For the last 20 years our family has had a hobby farm: goats, chickens, dogs, cats, calves, bees, and even yak. We produced maple syrup, collected honey, grew vegetables, had blackberry and blueberry bushes and two crab apple trees that came from my grandfather. My in-laws had a good-sized farm where they raised chickens, goats, donkeys, and made hay. My husband was 8th generation to live on the farm he grew up on! To say we identified as "farmers" would be a true statement.
Last March as we struggled to have enough hours in the day to produce the maple syrup, we began to question just how we were going to keep up. We were down to just Samantha living at home and she was in full time public high school. Abby was doing the best she could, but her nanny job and her own daughter made boiling sap difficult. Sam was working crazy hours with his two jobs and I was also now working off the farm part-time. We dumped a lot of sap that turned sour before we could get to it, despite boiling from 4am until 10pm most days. This was also about the time that Sam and I had started praying about our bucket lists and what direction God wanted our family to go in.
In late April there was a knock on my door early in the morning. Abby was out back taking care of the livestock while I fed Ava breakfast. A woman with a business card showing she was from the State of Connecticut Department of Consumer Protection, explained that there had been a complaint made against our farm. The claim was that we were making and selling Maple syrup without the proper equipment and in violation of state regulations.
Honestly, at first I thought it was a joke. When we converted our barn into the sugar shack and farm store, we had spent considerable time and money making sure we were in compliance with all federal and state laws. In fact, our facility exceeded most of the requirements. But she wasn't joking and I called Abby to the front steps.
After much discussion and several calls to her supervisor, it was decided that in fact we were completely in compliance with the laws for Maple syrup. BUT according to them, the way we made our infused Maple syrups had no regulations or rules. They decided that this meant they could dictate what they believed those rules should be and enforce them. They advised us that we needed to use a commercial kitchen to make and bottle our syrup. That they could inspect our farm store, unannounced, at any time, including during the off season. They would require us to have our water tested. The woman filed her report, deemed our case closed as "unsubstantiated," warned us that to continue to operate could bring more complaints being filed, and left.
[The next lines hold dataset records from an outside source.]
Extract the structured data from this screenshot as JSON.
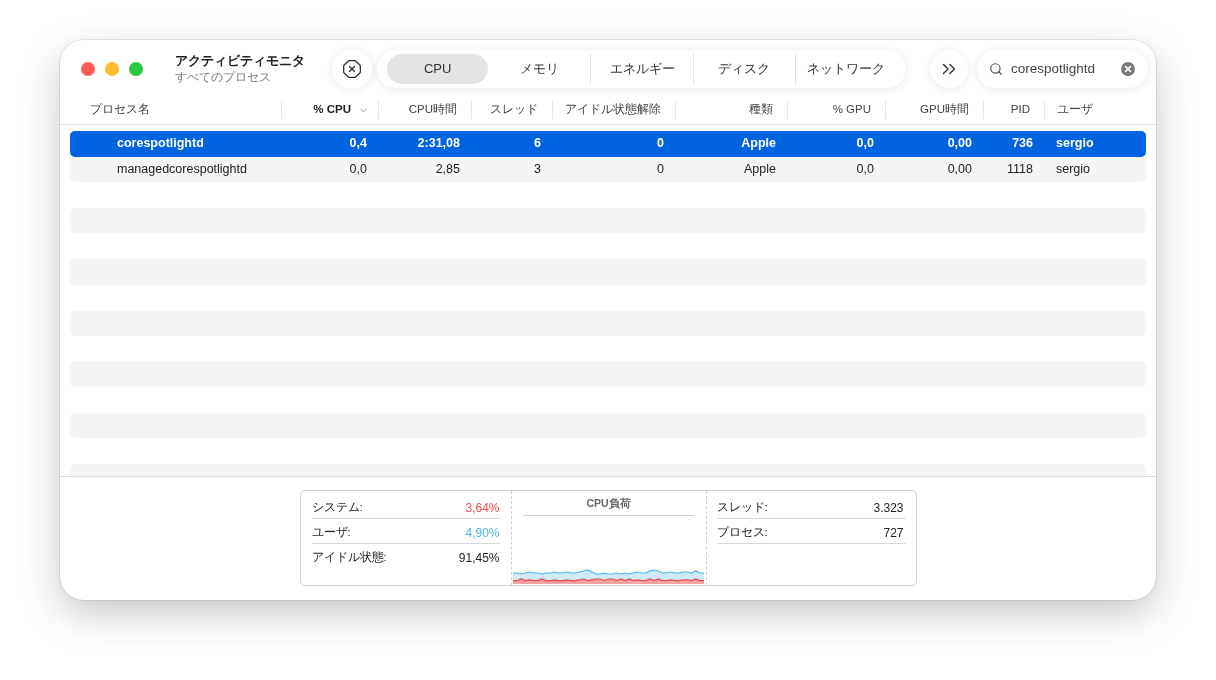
{
  "window": {
    "title": "アクティビティモニタ",
    "subtitle": "すべてのプロセス"
  },
  "tabs": [
    {
      "label": "CPU",
      "selected": true
    },
    {
      "label": "メモリ",
      "selected": false
    },
    {
      "label": "エネルギー",
      "selected": false
    },
    {
      "label": "ディスク",
      "selected": false
    },
    {
      "label": "ネットワーク",
      "selected": false
    }
  ],
  "search": {
    "value": "corespotlightd"
  },
  "table": {
    "columns": [
      {
        "label": "プロセス名",
        "sorted": false
      },
      {
        "label": "% CPU",
        "sorted": true
      },
      {
        "label": "CPU時間",
        "sorted": false
      },
      {
        "label": "スレッド",
        "sorted": false
      },
      {
        "label": "アイドル状態解除",
        "sorted": false
      },
      {
        "label": "種類",
        "sorted": false
      },
      {
        "label": "% GPU",
        "sorted": false
      },
      {
        "label": "GPU時間",
        "sorted": false
      },
      {
        "label": "PID",
        "sorted": false
      },
      {
        "label": "ユーザ",
        "sorted": false
      }
    ],
    "rows": [
      {
        "selected": true,
        "cells": [
          "corespotlightd",
          "0,4",
          "2:31,08",
          "6",
          "0",
          "Apple",
          "0,0",
          "0,00",
          "736",
          "sergio"
        ]
      },
      {
        "selected": false,
        "cells": [
          "managedcorespotlightd",
          "0,0",
          "2,85",
          "3",
          "0",
          "Apple",
          "0,0",
          "0,00",
          "1118",
          "sergio"
        ]
      }
    ]
  },
  "cpu_summary": {
    "usage": [
      {
        "label": "システム:",
        "value": "3,64%",
        "color": "#ef4d4d"
      },
      {
        "label": "ユーザ:",
        "value": "4,90%",
        "color": "#4ab6e6"
      },
      {
        "label": "アイドル状態:",
        "value": "91,45%",
        "color": "#222222"
      }
    ],
    "chart_title": "CPU負荷",
    "counts": [
      {
        "label": "スレッド:",
        "value": "3.323"
      },
      {
        "label": "プロセス:",
        "value": "727"
      }
    ]
  }
}
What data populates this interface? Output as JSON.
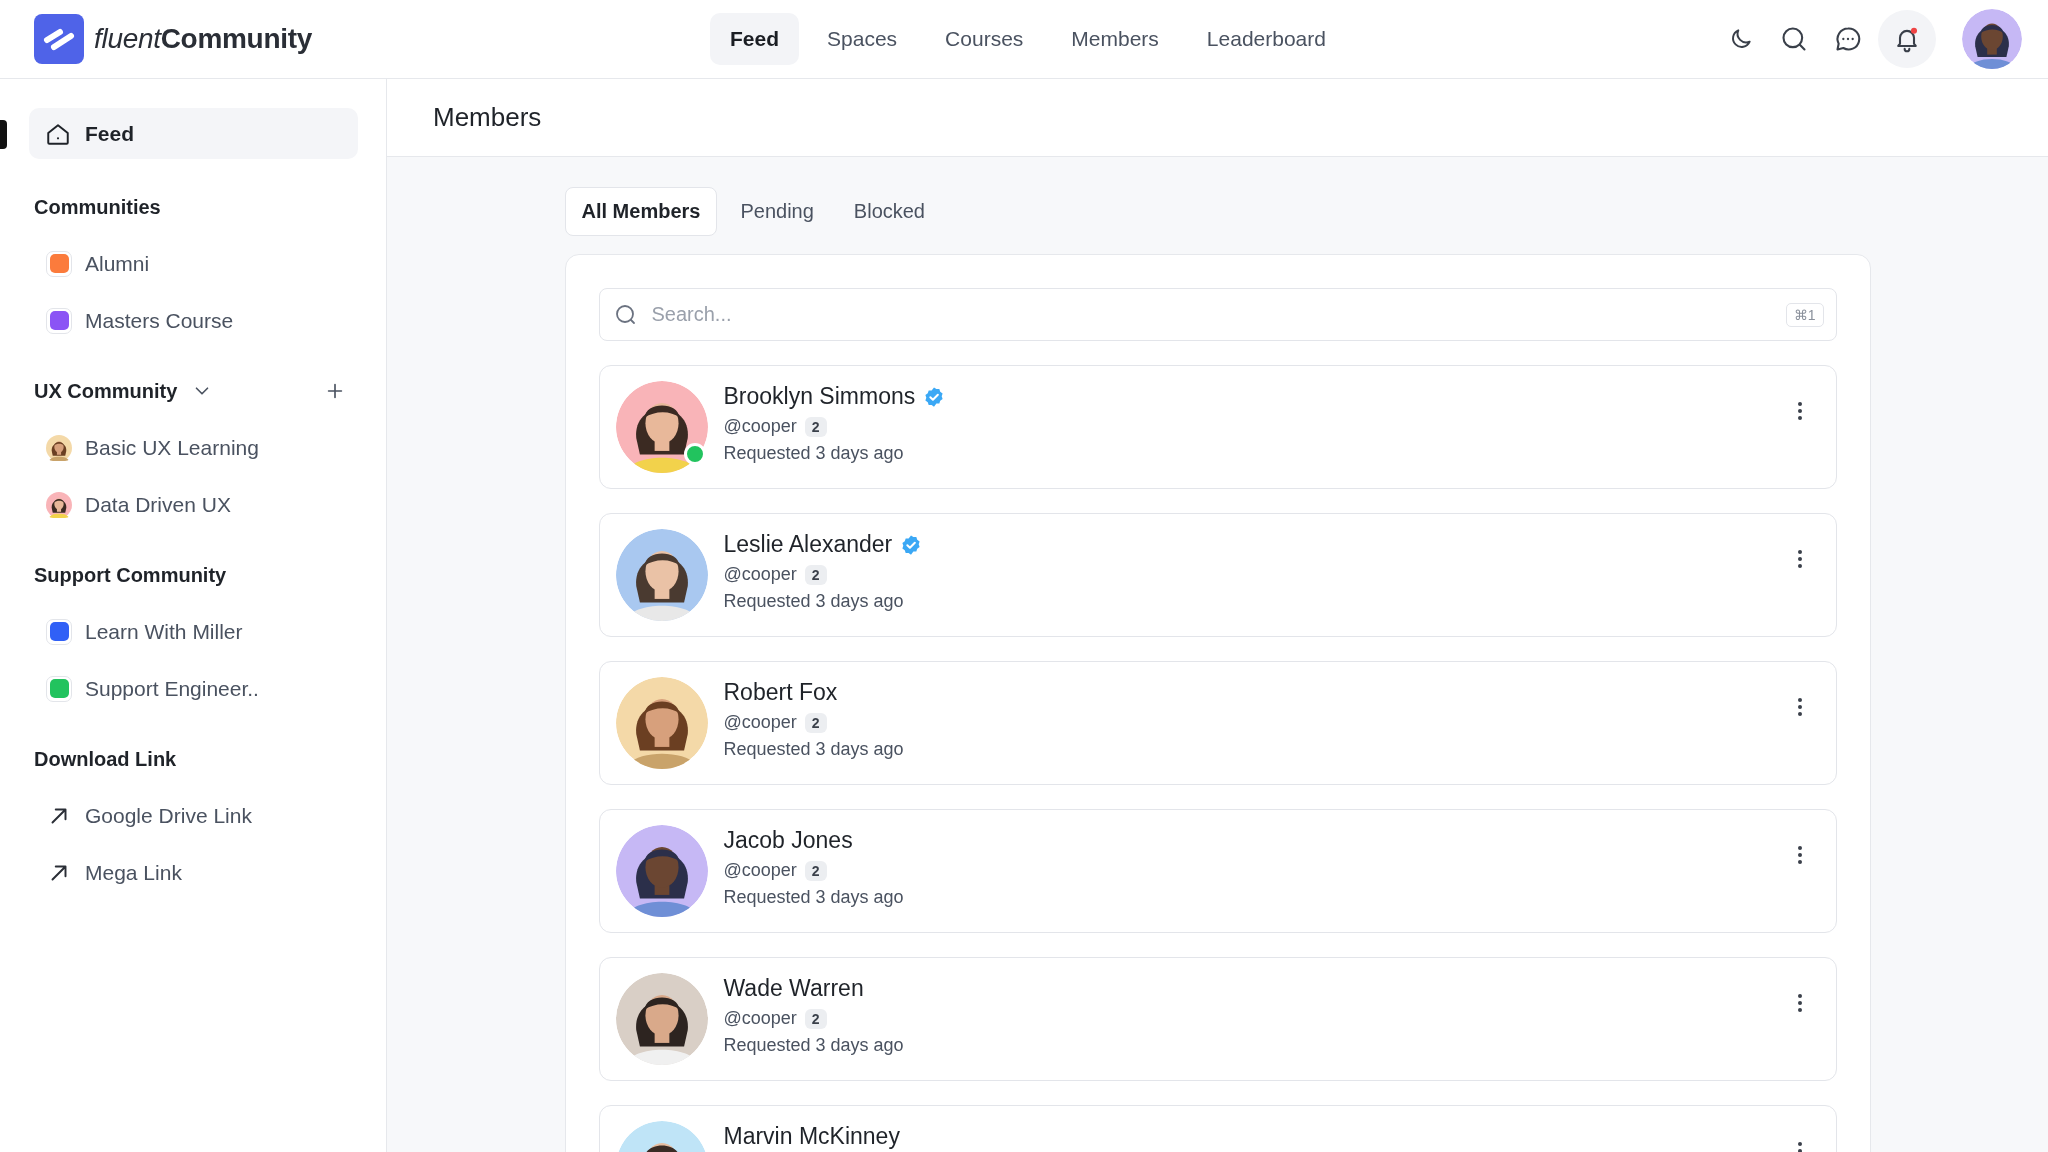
{
  "brand": {
    "prefix": "fluent",
    "name": "Community"
  },
  "nav": [
    {
      "label": "Feed",
      "selected": true
    },
    {
      "label": "Spaces",
      "selected": false
    },
    {
      "label": "Courses",
      "selected": false
    },
    {
      "label": "Members",
      "selected": false
    },
    {
      "label": "Leaderboard",
      "selected": false
    }
  ],
  "header_actions": {
    "notification": true
  },
  "sidebar": {
    "items": [
      {
        "label": "Feed",
        "selected": true
      }
    ],
    "sections": [
      {
        "title": "Communities",
        "items": [
          {
            "kind": "color",
            "label": "Alumni",
            "color": "#fb7b3c"
          },
          {
            "kind": "color",
            "label": "Masters Course",
            "color": "#8b54f5"
          }
        ]
      },
      {
        "title": "UX Community",
        "expanded": true,
        "items": [
          {
            "kind": "avatar",
            "label": "Basic UX Learning"
          },
          {
            "kind": "avatar",
            "label": "Data Driven UX"
          }
        ]
      },
      {
        "title": "Support Community",
        "items": [
          {
            "kind": "color",
            "label": "Learn With Miller",
            "color": "#3060f6"
          },
          {
            "kind": "color",
            "label": "Support Engineer..",
            "color": "#22c35e"
          }
        ]
      },
      {
        "title": "Download Link",
        "items": [
          {
            "kind": "link",
            "label": "Google Drive Link"
          },
          {
            "kind": "link",
            "label": "Mega Link"
          }
        ]
      }
    ]
  },
  "page": {
    "title": "Members"
  },
  "tabs": [
    {
      "label": "All Members",
      "selected": true
    },
    {
      "label": "Pending",
      "selected": false
    },
    {
      "label": "Blocked",
      "selected": false
    }
  ],
  "search": {
    "placeholder": "Search...",
    "shortcut": "⌘1"
  },
  "members": [
    {
      "name": "Brooklyn Simmons",
      "verified": true,
      "online": true,
      "handle": "@cooper",
      "badge": "2",
      "requested": "Requested 3 days ago"
    },
    {
      "name": "Leslie Alexander",
      "verified": true,
      "online": false,
      "handle": "@cooper",
      "badge": "2",
      "requested": "Requested 3 days ago"
    },
    {
      "name": "Robert Fox",
      "verified": false,
      "online": false,
      "handle": "@cooper",
      "badge": "2",
      "requested": "Requested 3 days ago"
    },
    {
      "name": "Jacob Jones",
      "verified": false,
      "online": false,
      "handle": "@cooper",
      "badge": "2",
      "requested": "Requested 3 days ago"
    },
    {
      "name": "Wade Warren",
      "verified": false,
      "online": false,
      "handle": "@cooper",
      "badge": "2",
      "requested": "Requested 3 days ago"
    },
    {
      "name": "Marvin McKinney",
      "verified": false,
      "online": false
    }
  ]
}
Abby said, "I think God just gave us our answer." We went to the back yard and discussed what needed to be done to close the farm. Many people have asked why we didn't just stop producing infused maple syrup. And the easy answer is that the profits we made from the infused maple syrup sales were what financed the rest of the farm: hay, grain, vet care, etc. Without those sales, the farm could not stay in the black. The not so easy answer was complicated, nuanced, and hard to articulate other than to say, we knew God was speaking.
Letting go of farming in some ways has been easy. It's nice to have the option to sleep past the crack of dawn. We have been able to take and plan trips without rousing an army to care for the animals. I have gone three or more days without checking the weather forecast. In other ways it has not been easy. I miss the comradery we had with others when talking about the weather, haying, and showing livestock at fairs. I miss the smell of fresh cut hay stacked in the barn, the breath of goats in my ear, the squawk of a rooster as the sun comes up, and the grunt of a yak as she spies you walking across the yard.
Farming is in our blood: Sam's family can trace their farming heritage back to 1620 and the Plymouth colony, and the family has farmed the same piece of property in Connecticut since 1869. Abby aspires to own a farm one day and raise her kids like she was raised. Nathalie works for Tractor Supply. Hannah will soon be a camp director's wife. Rachel works for a dog kennel and training facility. Samantha plans to get a degree in Agricultural missions after she graduates from high school. They are all using the skills they learned from being farmers.
Letting go is easier when you know what you have learned and experienced will never be gone; they will live on in our kids and our memories.